La ansiedad se fundamenta en la química del cerebro
Como hemos visto, tanto las emociones básicas como las respuestas psicofisiológicas entre las que encontramos la ansiedad tienen su razón de ser en la necesidad de desarrollar mecanismos de adaptación al medio: es útil que nuestra mente se agudice y que nuestra capacidad de reacción gane en rapidez cuando captamos señales de peligro, y que estas cesen cuando esos indicios desaparecen (o dejamos atrás esos riesgos).
Esa “hiper-activación” del sistema nervioso supone un importante gasto de energía y nos genera malestar, pero el precio de no pasar por eso puede ser la muerte o ser víctima de una situación que nos deje lesionados o desgastados de alguna forma. Y al contrario, si nos mantenemos indefinidamente en un estado de miedo o ansiedad, puede que seamos muy bueno esquiando riesgos innecesarios, pero nuestra salud física y mental se deteriorará rápidamente y nos expondremos a enfermedades.
Así pues, la selección natural ha hecho que, a lo largo de millones de años, nuestros ancestros hayan desarrollado mecanismos para mantener un cierto equilibro en la manera en la que funciona su mente y su cuerpo, teniendo en cuenta lo que perciben a través de lo que les rodea.

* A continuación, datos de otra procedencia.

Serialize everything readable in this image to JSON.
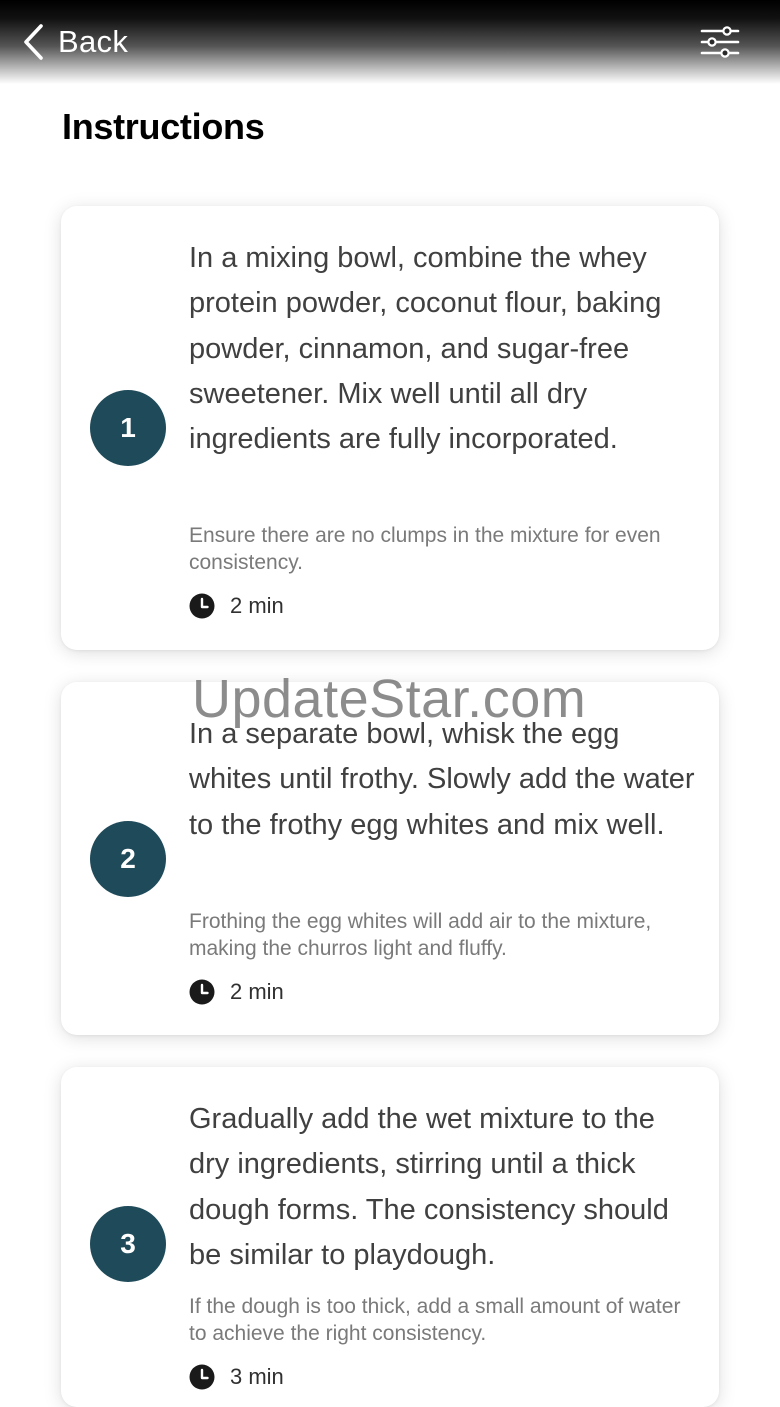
{
  "header": {
    "back_label": "Back",
    "back_icon": "chevron-left-icon",
    "filter_icon": "sliders-icon"
  },
  "page": {
    "title": "Instructions"
  },
  "steps": [
    {
      "number": "1",
      "text": "In a mixing bowl, combine the whey protein powder, coconut flour, baking powder, cinnamon, and sugar-free sweetener. Mix well until all dry ingredients are fully incorporated.",
      "tip": "Ensure there are no clumps in the mixture for even consistency.",
      "time": "2 min"
    },
    {
      "number": "2",
      "text": "In a separate bowl, whisk the egg whites until frothy. Slowly add the water to the frothy egg whites and mix well.",
      "tip": "Frothing the egg whites will add air to the mixture, making the churros light and fluffy.",
      "time": "2 min"
    },
    {
      "number": "3",
      "text": "Gradually add the wet mixture to the dry ingredients, stirring until a thick dough forms. The consistency should be similar to playdough.",
      "tip": "If the dough is too thick, add a small amount of water to achieve the right consistency.",
      "time": "3 min"
    }
  ],
  "watermark": "UpdateStar.com",
  "colors": {
    "badge": "#1f4a59",
    "step_text": "#404040",
    "tip_text": "#7a7a7a"
  }
}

La clave es mantener esta armonía entre lo que el entorno exige y lo que el cuerpo da para adaptarse a cada situación; y lograr esto requiere de la existencia de una especie de sistema de contrapesos en el cerebro. De este modo, nuestro sistema nervioso emite y capta a la vez una serie de hormonas que, dependiendo de cuáles sean nos hacen tender más hacia el estrés y la ansiedad, por un lado, o hacia la relajación y la serenidad, por el otro.

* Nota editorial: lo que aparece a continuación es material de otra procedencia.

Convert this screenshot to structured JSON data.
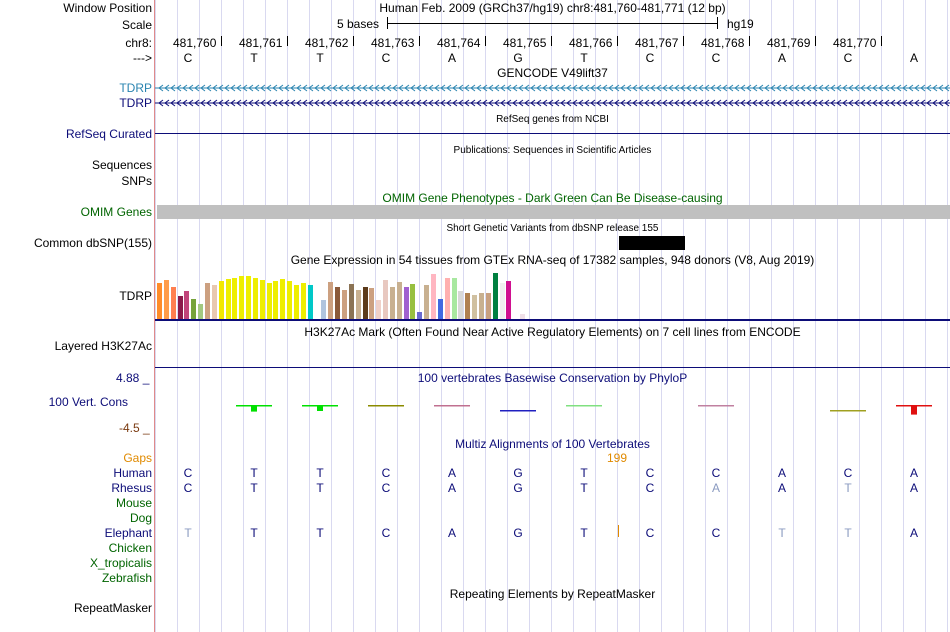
{
  "header": {
    "window_position_label": "Window Position",
    "window_position_value": "Human Feb. 2009 (GRCh37/hg19)   chr8:481,760-481,771 (12 bp)",
    "scale_label": "Scale",
    "scale_text": "5 bases",
    "scale_assembly": "hg19",
    "chrom_label": "chr8:",
    "arrow_label": "--->",
    "positions": [
      "481,760",
      "481,761",
      "481,762",
      "481,763",
      "481,764",
      "481,765",
      "481,766",
      "481,767",
      "481,768",
      "481,769",
      "481,770"
    ],
    "bases": [
      "C",
      "T",
      "T",
      "C",
      "A",
      "G",
      "T",
      "C",
      "C",
      "A",
      "C",
      "A"
    ]
  },
  "tracks": {
    "gencode_title": "GENCODE V49lift37",
    "gencode_rows": [
      "TDRP",
      "TDRP"
    ],
    "refseq_title": "RefSeq genes from NCBI",
    "refseq_label": "RefSeq Curated",
    "publications_title": "Publications: Sequences in Scientific Articles",
    "sequences_label": "Sequences",
    "snps_label": "SNPs",
    "omim_title": "OMIM Gene Phenotypes - Dark Green Can Be Disease-causing",
    "omim_label": "OMIM Genes",
    "dbsnp_title": "Short Genetic Variants from dbSNP release 155",
    "dbsnp_label": "Common dbSNP(155)",
    "gtex_title": "Gene Expression in 54 tissues from GTEx RNA-seq of 17382 samples, 948 donors (V8, Aug 2019)",
    "gtex_label": "TDRP",
    "h3k27ac_title": "H3K27Ac Mark (Often Found Near Active Regulatory Elements) on 7 cell lines from ENCODE",
    "h3k27ac_label": "Layered H3K27Ac",
    "phylop_title": "100 vertebrates Basewise Conservation by PhyloP",
    "phylop_label": "100 Vert. Cons",
    "phylop_max": "4.88 _",
    "phylop_min": "-4.5 _",
    "multiz_title": "Multiz Alignments of 100 Vertebrates",
    "gap_label": "Gaps",
    "gap_count": "199",
    "repeat_title": "Repeating Elements by RepeatMasker",
    "repeat_label": "RepeatMasker"
  },
  "alignment": {
    "species": [
      {
        "name": "Human",
        "bases": [
          "C",
          "T",
          "T",
          "C",
          "A",
          "G",
          "T",
          "C",
          "C",
          "A",
          "C",
          "A"
        ],
        "faded": []
      },
      {
        "name": "Rhesus",
        "bases": [
          "C",
          "T",
          "T",
          "C",
          "A",
          "G",
          "T",
          "C",
          "A",
          "A",
          "T",
          "A"
        ],
        "faded": [
          8,
          10
        ]
      },
      {
        "name": "Mouse",
        "bases": [],
        "faded": []
      },
      {
        "name": "Dog",
        "bases": [],
        "faded": []
      },
      {
        "name": "Elephant",
        "bases": [
          "T",
          "T",
          "T",
          "C",
          "A",
          "G",
          "T",
          "C",
          "C",
          "T",
          "T",
          "A"
        ],
        "faded": [
          0,
          9,
          10
        ]
      },
      {
        "name": "Chicken",
        "bases": [],
        "faded": []
      },
      {
        "name": "X_tropicalis",
        "bases": [],
        "faded": []
      },
      {
        "name": "Zebrafish",
        "bases": [],
        "faded": []
      }
    ]
  },
  "colors": {
    "navy": "#0c0c78",
    "gencode_teal": "#2a84b0",
    "omim_bar": "#c0c0c0",
    "dbsnp_block": "#000000",
    "gap_orange": "#e08a00",
    "grid_line": "#d9d9f0"
  },
  "gtex_expression": [
    {
      "color": "#ff8c2a",
      "value": 0.7
    },
    {
      "color": "#ff9c4a",
      "value": 0.76
    },
    {
      "color": "#ff7f50",
      "value": 0.62
    },
    {
      "color": "#8b1a4a",
      "value": 0.45
    },
    {
      "color": "#c1447a",
      "value": 0.55
    },
    {
      "color": "#76a33a",
      "value": 0.4
    },
    {
      "color": "#a2c880",
      "value": 0.3
    },
    {
      "color": "#cca080",
      "value": 0.7
    },
    {
      "color": "#e8c8b0",
      "value": 0.66
    },
    {
      "color": "#f2e800",
      "value": 0.74
    },
    {
      "color": "#eeee00",
      "value": 0.78
    },
    {
      "color": "#eeee00",
      "value": 0.8
    },
    {
      "color": "#eeee00",
      "value": 0.84
    },
    {
      "color": "#eeee00",
      "value": 0.84
    },
    {
      "color": "#eeee00",
      "value": 0.8
    },
    {
      "color": "#eeee00",
      "value": 0.76
    },
    {
      "color": "#eeee00",
      "value": 0.7
    },
    {
      "color": "#eeee00",
      "value": 0.74
    },
    {
      "color": "#eeee00",
      "value": 0.78
    },
    {
      "color": "#eeee00",
      "value": 0.74
    },
    {
      "color": "#eeee00",
      "value": 0.66
    },
    {
      "color": "#eeee00",
      "value": 0.7
    },
    {
      "color": "#00c8c8",
      "value": 0.66
    },
    {
      "color": "#ffffff",
      "value": 0.0
    },
    {
      "color": "#b0c4de",
      "value": 0.38
    },
    {
      "color": "#cca080",
      "value": 0.72
    },
    {
      "color": "#8b5a3a",
      "value": 0.62
    },
    {
      "color": "#cca080",
      "value": 0.56
    },
    {
      "color": "#8b7355",
      "value": 0.68
    },
    {
      "color": "#c8b090",
      "value": 0.56
    },
    {
      "color": "#5c3a1a",
      "value": 0.62
    },
    {
      "color": "#cca080",
      "value": 0.6
    },
    {
      "color": "#f0d0c8",
      "value": 0.38
    },
    {
      "color": "#e8c8c0",
      "value": 0.76
    },
    {
      "color": "#c8b090",
      "value": 0.62
    },
    {
      "color": "#c8b090",
      "value": 0.72
    },
    {
      "color": "#a060d0",
      "value": 0.62
    },
    {
      "color": "#98c040",
      "value": 0.68
    },
    {
      "color": "#6a6ad0",
      "value": 0.14
    },
    {
      "color": "#c8b090",
      "value": 0.66
    },
    {
      "color": "#ffb6c1",
      "value": 0.88
    },
    {
      "color": "#4169e1",
      "value": 0.4
    },
    {
      "color": "#ffb0b0",
      "value": 0.8
    },
    {
      "color": "#a8e8a0",
      "value": 0.8
    },
    {
      "color": "#d8d8d8",
      "value": 0.54
    },
    {
      "color": "#b08050",
      "value": 0.5
    },
    {
      "color": "#d0c0a0",
      "value": 0.48
    },
    {
      "color": "#c8b090",
      "value": 0.5
    },
    {
      "color": "#c8a080",
      "value": 0.5
    },
    {
      "color": "#008040",
      "value": 0.9
    },
    {
      "color": "#f0f0f0",
      "value": 0.7
    },
    {
      "color": "#d01090",
      "value": 0.74
    },
    {
      "color": "#ffffff",
      "value": 0.0
    },
    {
      "color": "#f0e0e8",
      "value": 0.1
    }
  ],
  "phylop": {
    "max": 4.88,
    "min": -4.5,
    "values": [
      0,
      2.2,
      2.0,
      0.3,
      0.1,
      -0.1,
      0.1,
      0,
      0.1,
      0,
      -0.4,
      3.2
    ],
    "colors": [
      "#000000",
      "#00e000",
      "#00e000",
      "#8b8b00",
      "#c07090",
      "#2020c0",
      "#80e080",
      "#000000",
      "#c080a0",
      "#000000",
      "#a0a020",
      "#e01010"
    ]
  }
}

Aunque hay muchas moléculas (en este caso, hormonas) implicadas en este equilibrio, cabe estacar dos: el cortisol y la oxitocina. Veamos cuáles son sus efectos.
Cortisol versus oxitocina
El cortisol es muchas veces llamado “la hormona del estrés”: nuestros cuerpos empiezan a producir grandes cantidades de esta molécula en situaciones que nos ponen al límite de nuestros nervios. Así pues, dicha hormona es una de las que activa mucho nuestro cerebro, aunque eso sí, lo hace a costa de debilitar otros procesos biológicos y psicológicos. Por ejemplo, se sabe que cuando experimentamos una subida repentina y muy intensa de cortisol, somos muy proclives a no generar recuerdos nuevos; eso explica que sea común en víctimas de accidentes de coche que no recuerdan nada de lo ocurrido a pesar de que nunca llegaron a perder el conocimiento.
La oxitocina, en cambio, es una sustancia que induce un estado de relajación y confianza en nosotros; cuando inunda nuestro sistema nervioso, tendemos a exponer más nuestras vulnerabilidades ante los demás, y a establecer vínculos de carácter afectivo e íntimo con amigos, familiares, etc. En este sentido, no sorprende que el hecho de mirarnos a los ojos durante varios segundos seguidos haga que aumente la producción de esta hormona. Además, se ha visto que cuanta más oxitocina produce nuestro organismo, más bajan los niveles de cortisol.
Este es tan solo un ejemplo del modo en el que detrás de la ansiedad y el estrés hay una lógica de búsqueda del equilibrio: en algunas situaciones conviene que gane protagonismo el cortisol, y en otras podemos permitirnos dejar que la oxitocina gane influencia. Ambos elementos son necesarios, y es por eso que para gestionar adecuadamente la ansiedad, la prioridad debe ser comprendernos a nosotros mismos y a nuestras estrategias de adaptación a los desafíos (reales o ficticios) que aparecen a nuestro paso.